This post originally appeared on the Huffington Post.
In America today, the richest one percent hold 42 percent of the nation’s wealth, while roughly a quarter of adults work in poverty-wage or near-poverty-wage jobs. And access to economic opportunity is unevenly distributed across geographies and demographic groups, leaving some families facing increasingly long odds of achieving economic success.
Prominent economists and organizations such as the OECD and IMF, have noted that inequality is becoming a drag on economic growth. But the challenge of inequality is deeper. The widening economic divide challenges the fundamental idea of the US as the land of opportunity, the idea of equal rights to pursue life, liberty, and happiness. These challenges were explored during the Aspen Summit on Inequality and Opportunity.
The Summit was a packed agenda of rich conversations. (If you missed it, I encourage you to take a look.) Throughout the day, participants offered a diverse range of voices, perspectives, and experiences, considered the many dimensions of the challenge of inequality, and importantly, offered ideas for restoring opportunity.
In one of the day’s powerful conversations, Anne Stuhldreher, director of financial justice for the City and County of San Francisco, and Rev. Starsky Wilson, president and CEO of the Deaconess Foundation, shone a bright light on how fines and fees imposed by local jurisdictions can wreak havoc on the lives of low-income families. As Anne and Starsky highlighted, the imposition of major fines for minor infractions causes economic distress that can spiral into criminal indebtedness and the development of a criminal record. Interaction with the justice system can be both cause and consequence of inadequate economic opportunity and further widen inequalities that already divide communities. Anne’s and Starksy’s conversation closed with ideas of how jurisdictions could adjust their systems, for example by considering income level when assessing fines. And participants, including myself, were challenged to continue asking: How do justice systems intersect with economic opportunity and inequality.

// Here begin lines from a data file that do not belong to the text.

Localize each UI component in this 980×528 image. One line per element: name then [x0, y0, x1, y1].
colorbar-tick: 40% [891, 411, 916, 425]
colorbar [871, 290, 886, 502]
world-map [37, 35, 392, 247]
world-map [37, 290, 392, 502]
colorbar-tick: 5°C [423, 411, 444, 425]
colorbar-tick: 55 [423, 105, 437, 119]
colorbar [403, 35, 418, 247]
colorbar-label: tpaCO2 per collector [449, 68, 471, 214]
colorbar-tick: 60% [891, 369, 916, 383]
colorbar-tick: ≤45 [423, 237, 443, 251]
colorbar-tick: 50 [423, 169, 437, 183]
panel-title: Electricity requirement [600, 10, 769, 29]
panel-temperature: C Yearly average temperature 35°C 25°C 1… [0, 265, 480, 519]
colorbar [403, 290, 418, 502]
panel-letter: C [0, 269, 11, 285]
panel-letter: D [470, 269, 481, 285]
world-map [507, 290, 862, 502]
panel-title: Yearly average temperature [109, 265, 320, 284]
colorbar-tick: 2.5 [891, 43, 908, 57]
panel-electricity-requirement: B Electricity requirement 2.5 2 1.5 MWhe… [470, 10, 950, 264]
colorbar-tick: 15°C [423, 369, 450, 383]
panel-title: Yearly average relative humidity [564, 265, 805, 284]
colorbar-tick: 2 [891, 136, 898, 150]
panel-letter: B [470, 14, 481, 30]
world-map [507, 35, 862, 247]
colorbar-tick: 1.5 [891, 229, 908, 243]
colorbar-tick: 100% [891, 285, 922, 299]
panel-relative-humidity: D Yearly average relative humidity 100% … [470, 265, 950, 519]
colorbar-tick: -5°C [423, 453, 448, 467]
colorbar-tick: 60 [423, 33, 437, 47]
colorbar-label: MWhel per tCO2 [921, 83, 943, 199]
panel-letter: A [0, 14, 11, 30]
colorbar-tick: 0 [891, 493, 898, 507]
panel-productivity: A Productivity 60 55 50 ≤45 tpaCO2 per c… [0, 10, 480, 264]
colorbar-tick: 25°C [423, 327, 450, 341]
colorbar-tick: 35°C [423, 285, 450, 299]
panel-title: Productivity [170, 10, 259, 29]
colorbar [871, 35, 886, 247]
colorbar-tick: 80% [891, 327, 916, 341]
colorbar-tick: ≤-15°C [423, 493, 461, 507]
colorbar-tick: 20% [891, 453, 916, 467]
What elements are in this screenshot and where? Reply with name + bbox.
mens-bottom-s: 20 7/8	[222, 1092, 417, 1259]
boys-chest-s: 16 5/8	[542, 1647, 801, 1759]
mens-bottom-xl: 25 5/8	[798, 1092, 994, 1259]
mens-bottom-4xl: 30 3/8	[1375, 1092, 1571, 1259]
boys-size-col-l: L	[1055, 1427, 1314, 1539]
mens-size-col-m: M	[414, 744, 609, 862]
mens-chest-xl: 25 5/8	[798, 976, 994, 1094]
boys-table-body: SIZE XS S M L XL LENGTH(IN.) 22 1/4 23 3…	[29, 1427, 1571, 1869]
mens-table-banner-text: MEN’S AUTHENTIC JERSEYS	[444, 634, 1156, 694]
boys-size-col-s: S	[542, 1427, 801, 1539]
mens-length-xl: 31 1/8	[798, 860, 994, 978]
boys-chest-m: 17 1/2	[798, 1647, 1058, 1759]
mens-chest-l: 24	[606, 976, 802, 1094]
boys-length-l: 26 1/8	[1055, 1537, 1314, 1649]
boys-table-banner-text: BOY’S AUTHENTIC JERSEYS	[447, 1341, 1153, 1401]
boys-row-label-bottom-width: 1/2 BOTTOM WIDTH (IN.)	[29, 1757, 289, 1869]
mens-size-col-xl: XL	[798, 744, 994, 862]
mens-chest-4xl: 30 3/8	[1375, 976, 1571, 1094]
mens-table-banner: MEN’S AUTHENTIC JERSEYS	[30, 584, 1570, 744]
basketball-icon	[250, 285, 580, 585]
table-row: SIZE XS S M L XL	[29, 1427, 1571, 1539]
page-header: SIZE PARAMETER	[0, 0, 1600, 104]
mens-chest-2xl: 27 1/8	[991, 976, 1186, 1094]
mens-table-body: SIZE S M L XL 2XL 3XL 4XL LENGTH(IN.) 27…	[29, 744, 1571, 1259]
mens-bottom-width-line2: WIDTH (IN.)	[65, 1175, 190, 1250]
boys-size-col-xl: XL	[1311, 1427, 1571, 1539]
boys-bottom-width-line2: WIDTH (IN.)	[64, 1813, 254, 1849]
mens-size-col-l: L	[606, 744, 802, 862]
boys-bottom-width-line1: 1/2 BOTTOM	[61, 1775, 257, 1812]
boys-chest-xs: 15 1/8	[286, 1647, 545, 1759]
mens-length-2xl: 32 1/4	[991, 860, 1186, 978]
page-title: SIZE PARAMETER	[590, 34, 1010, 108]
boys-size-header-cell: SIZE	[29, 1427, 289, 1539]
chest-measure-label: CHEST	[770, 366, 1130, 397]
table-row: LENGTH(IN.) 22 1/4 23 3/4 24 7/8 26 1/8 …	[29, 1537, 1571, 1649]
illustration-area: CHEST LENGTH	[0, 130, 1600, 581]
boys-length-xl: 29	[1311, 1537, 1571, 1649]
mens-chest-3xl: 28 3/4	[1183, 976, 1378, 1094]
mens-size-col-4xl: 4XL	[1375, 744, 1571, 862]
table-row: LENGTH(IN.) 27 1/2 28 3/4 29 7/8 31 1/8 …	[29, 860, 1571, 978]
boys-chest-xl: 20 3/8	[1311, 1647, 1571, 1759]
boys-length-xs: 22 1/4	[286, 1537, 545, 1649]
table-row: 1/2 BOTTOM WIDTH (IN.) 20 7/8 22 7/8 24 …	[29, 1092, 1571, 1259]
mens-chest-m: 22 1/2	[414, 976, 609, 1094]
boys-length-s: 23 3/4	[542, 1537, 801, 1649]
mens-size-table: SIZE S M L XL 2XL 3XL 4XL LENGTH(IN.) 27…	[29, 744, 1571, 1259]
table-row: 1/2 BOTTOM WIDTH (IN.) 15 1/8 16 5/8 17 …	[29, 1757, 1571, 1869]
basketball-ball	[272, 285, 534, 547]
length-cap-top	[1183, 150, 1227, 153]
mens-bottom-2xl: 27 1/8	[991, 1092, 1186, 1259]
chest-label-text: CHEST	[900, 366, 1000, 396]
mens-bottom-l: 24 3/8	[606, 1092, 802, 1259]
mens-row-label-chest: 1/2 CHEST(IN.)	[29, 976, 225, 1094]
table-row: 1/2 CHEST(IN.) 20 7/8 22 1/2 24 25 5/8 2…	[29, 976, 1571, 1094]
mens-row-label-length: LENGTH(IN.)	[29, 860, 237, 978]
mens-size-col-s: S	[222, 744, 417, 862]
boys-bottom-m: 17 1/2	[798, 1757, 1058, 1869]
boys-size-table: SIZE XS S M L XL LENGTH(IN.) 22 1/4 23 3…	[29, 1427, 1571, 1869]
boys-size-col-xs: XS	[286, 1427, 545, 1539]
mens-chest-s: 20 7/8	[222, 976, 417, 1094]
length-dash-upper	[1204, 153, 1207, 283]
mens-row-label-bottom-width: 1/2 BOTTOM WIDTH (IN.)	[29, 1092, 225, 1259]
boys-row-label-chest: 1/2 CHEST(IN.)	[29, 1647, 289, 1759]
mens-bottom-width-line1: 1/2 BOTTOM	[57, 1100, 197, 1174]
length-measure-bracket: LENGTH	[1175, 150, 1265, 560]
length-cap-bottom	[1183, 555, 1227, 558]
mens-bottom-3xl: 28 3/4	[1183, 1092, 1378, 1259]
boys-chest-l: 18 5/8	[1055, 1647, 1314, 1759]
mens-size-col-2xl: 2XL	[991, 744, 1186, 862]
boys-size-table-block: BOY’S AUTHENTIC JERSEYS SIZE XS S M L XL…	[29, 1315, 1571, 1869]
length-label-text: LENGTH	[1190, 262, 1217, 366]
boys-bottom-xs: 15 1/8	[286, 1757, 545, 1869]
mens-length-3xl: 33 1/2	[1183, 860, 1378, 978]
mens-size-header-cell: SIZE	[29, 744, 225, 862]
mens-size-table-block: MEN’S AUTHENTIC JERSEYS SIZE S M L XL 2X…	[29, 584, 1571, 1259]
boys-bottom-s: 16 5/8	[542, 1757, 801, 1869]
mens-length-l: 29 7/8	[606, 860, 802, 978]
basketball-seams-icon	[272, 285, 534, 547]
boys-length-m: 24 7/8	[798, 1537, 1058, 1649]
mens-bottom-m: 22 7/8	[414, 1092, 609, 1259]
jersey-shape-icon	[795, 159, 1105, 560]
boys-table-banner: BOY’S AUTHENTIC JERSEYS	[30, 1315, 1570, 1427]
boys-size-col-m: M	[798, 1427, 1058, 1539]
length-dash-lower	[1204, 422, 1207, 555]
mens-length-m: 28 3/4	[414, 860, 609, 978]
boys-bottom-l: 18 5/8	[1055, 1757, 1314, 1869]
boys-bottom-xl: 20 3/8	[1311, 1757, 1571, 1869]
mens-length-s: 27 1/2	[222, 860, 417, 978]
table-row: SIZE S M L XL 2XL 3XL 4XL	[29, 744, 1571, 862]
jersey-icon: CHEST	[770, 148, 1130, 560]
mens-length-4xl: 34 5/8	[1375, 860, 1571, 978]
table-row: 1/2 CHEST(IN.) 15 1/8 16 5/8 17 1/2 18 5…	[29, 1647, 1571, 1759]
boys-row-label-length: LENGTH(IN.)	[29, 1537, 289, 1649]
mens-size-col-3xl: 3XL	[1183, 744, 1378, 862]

The Summit also included the voices of business. Lata Redy of Prudential described the widening opportunity gap and how companies like Prudential see the path to growth as necessarily based on inclusive policies, practices, and products. Dan Bryant of Walmart shared how the nation’s largest employer is investing in opportunity — by raising wages, tackling income volatility through improved scheduling and financial management services, offering workers opportunities to learn and build skills, and promoting internal career pathways. Both Prudential and Walmart are valued partners as we explore ideas for addressing inequality and expanding opportunity.
We did not just have big business. I was delighted to discuss why good jobs are good business with leaders from two small businesses. Drew Greenblatt runs a small manufacturing firm in Baltimore, and Danielle Vogel runs a small grocery and café in Washington, DC. While these are very different businesses, there was much in common in how Drew and Danielle invest in and reward their workers and contribute to their communities. Both companies engage and motivate their workers, offer training and clear rewards for increased productivity, and provide compensation that includes above-industry-standard pay and benefits their workers value. While Drew and Danielle were clear that their politics are not the same, it was also clear that political difference does not prevent a common commitment to advancing good jobs and a common belief in the importance of decent employment opportunities in strong, vibrant communities.
Elizabeth Acevedo, poet, captured troubling and triumphant experiences with inequality, reminding us that the challenges we discussed are very real and have deep effects on millions of Americans. The Summit was an energizing day that offered food for thought and inspiration for action. The conversations had at the Summit — on criminal justice, job quality, education, technology, science, culture and more — highlight not only the many facets of inequality, but also the many potential pathways to improving the economic prospects in America’s communities. We all have a role to play, a talent to contribute, and a chance to participate in rebuilding opportunity.